Biased Data. Finally, we investigate how out method performs with an increasingly biased dataset. For this experiment we use the FairfaceS dataset (Sect. 4.2) with gender as the target variable. We evaluate a naïve classifier and BASE over a range of different skew parameters and observe the effect on accuracy and fairness. The results are shown in Fig. 3.

Fig. 3.
figure 3

The accuracy and fairness of a Naïve classifier and BASE over different skew parameters of the FairfaceS dataset. Error bars are the 95% confidence interval over 3-fold cross-validation.

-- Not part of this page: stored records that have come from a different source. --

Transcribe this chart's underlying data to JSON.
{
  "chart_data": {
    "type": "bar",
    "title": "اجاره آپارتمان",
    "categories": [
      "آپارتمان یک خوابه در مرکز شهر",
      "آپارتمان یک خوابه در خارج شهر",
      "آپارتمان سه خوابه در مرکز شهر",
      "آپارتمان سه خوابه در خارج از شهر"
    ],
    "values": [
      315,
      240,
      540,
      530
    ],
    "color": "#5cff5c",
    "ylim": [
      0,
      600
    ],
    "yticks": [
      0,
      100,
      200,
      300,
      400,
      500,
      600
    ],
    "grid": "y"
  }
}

We observe that, as one would expect, as the skew increases and consequentially the bias in the dataset increases both accuracy and fairness decay for both methods. Additionally, at low levels of bias, whilst BASE is able to increase the fairness of the classifier in all metrics, this comes at the cost of overall accuracy compared to the naïve classifier. However, as the skew increases the accuracy of the naïve classifier decays at a greater rate than BASE. At extreme skew levels, BASE is even able to achieve a higher degree of overall accuracy. The same results can be seen with the fairness metrics. With the performance of the naïve classifier decaying at a higher rate than BASE. Even though BASE produces a more fair predictor at low skew levels, the performance gap only increases as the skew increases.

5 Conclusion

In this work, we introduce a new fairness objective based upon optimising the standard deviation of soft accuracy across demographics of a protected attribute. Experimental results on UTKFace, CelebA, Fairface and FairfaceS show that our system is able to produce fairer AI models for computer vision tasks under widely varying conditions whilst being particular effective for more unfair scenarios and can even improve the overall accuracy compared to a naive model in heavily biased data-sets.